Pentecostalism has had a profound effect on the understanding and practice of religion in Africa because of its contemporary nature and resonance with the modern lifestyle of urban dwellers. Because of rapid growth in numbers, the demand for worship spaces puts pressure on available urban spaces. Most ritual spaces are sited on reclaimed wetland, which by law, are supposed to be free of inhabitants. Cost of land informs the choice of wetlands for the construction of sacred site. Pentecostal churches, which have noticeable leaders within city authorities, benefit the most from the reclamation of wetlands because of their claim to sacrality. Based on fieldwork on the spatial practices of the Synagogue Church in Kampala, this paper interrogates how sacred space as spiritually untouchable but economically viable space affects the livelihoods of poor urban dwellers.

Asonzeh Ukah

Sacred Space & the Pentecostal Spirit of Investment. The Production of a Miracle City in Lagos, Nigeria

The city of Lagos in Nigeria, which is the largest city in Africa with more than 20 million inhabitants, has been aptly characterized as the “Pentecostal capital of the world” because of the density and variety of Pentecostal presence. Usually called “prayer camps”, there are many sacred sites in and around Lagos founded by a charismatic figure, popularly called a “man of God”. The central characteristic of these sacred sites is the production and distribution of miracles; hence, these camps are “Miracle Cities”. Miracle Cities re-conceptualize sacred spaces – from sites for the production and consumption of religion to sites of spectacular power.

Magnus Echtler

African Covenant: producing sacred space in the Nazareth Baptist Church, South Africa

This paper is concerned with the production of sacred space in the Nazareth Baptist Church, one of the largest African Independent Churches in South Africa. I analyze the poetics and politics of the church’s most important sites: the holy mountain iNhlangakazi and the sacred city eKuphakameni / eBuhleni.
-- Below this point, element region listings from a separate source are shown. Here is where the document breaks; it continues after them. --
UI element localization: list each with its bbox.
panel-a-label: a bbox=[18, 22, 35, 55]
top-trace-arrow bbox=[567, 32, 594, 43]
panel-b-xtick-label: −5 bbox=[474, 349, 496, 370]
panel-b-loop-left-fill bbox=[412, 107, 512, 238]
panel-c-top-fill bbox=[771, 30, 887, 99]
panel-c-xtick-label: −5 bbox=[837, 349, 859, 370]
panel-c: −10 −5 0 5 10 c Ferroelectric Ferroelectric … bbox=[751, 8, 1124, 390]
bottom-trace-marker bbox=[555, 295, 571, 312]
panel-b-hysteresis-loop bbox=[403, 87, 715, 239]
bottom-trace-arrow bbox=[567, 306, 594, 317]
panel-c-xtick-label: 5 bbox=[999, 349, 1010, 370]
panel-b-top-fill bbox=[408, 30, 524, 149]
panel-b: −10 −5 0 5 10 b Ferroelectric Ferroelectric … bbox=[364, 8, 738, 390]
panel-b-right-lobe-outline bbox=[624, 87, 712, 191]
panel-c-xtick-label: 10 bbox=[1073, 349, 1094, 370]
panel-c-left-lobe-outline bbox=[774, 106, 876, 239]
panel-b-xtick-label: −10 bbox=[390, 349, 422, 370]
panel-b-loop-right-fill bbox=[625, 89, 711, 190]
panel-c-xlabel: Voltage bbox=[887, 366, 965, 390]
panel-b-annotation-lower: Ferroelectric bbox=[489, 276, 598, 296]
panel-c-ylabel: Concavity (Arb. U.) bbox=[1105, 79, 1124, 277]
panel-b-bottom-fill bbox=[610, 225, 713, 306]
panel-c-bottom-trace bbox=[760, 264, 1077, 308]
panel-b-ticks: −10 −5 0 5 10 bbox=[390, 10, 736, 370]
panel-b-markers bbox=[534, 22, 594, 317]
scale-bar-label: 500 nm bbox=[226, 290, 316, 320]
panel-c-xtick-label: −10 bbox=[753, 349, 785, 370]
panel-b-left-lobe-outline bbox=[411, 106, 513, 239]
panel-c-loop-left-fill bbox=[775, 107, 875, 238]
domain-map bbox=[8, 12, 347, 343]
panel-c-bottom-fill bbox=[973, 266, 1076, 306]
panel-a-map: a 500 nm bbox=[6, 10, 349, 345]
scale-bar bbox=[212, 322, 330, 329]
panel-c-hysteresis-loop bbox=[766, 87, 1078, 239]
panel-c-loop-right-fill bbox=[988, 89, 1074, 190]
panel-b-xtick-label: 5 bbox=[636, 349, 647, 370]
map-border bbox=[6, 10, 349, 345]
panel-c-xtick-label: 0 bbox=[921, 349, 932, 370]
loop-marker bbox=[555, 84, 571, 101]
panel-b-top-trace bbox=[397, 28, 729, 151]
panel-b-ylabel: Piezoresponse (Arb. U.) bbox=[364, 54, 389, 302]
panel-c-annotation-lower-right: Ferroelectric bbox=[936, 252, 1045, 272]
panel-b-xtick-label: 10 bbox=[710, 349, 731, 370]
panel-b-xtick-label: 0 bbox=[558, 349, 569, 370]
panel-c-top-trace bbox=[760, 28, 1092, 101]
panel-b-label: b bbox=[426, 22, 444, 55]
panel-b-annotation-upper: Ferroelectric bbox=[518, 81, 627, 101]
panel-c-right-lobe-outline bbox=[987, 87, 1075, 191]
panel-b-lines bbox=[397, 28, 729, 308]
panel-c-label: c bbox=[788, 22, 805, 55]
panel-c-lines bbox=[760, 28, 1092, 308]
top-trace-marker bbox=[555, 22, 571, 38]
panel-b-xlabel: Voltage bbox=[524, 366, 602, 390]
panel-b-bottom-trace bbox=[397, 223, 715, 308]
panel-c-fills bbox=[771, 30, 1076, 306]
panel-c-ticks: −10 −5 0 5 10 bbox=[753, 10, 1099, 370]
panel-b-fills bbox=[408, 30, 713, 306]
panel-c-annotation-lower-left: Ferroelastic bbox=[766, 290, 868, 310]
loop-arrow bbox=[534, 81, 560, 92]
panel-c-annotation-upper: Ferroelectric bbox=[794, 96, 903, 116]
In three steps, I consider how the sacredness of these places is imagined and conceptualized, what spatial order is established in practice during the large congregations in January and July, and, finally, how the access to the sites was contested in the church’s most recent split in 2011. In conclusion, I argue for an increasing ‘Africanization’ in the production of sacred space in the NBC, which forms part of the traditionalization of the authority of the church leaders.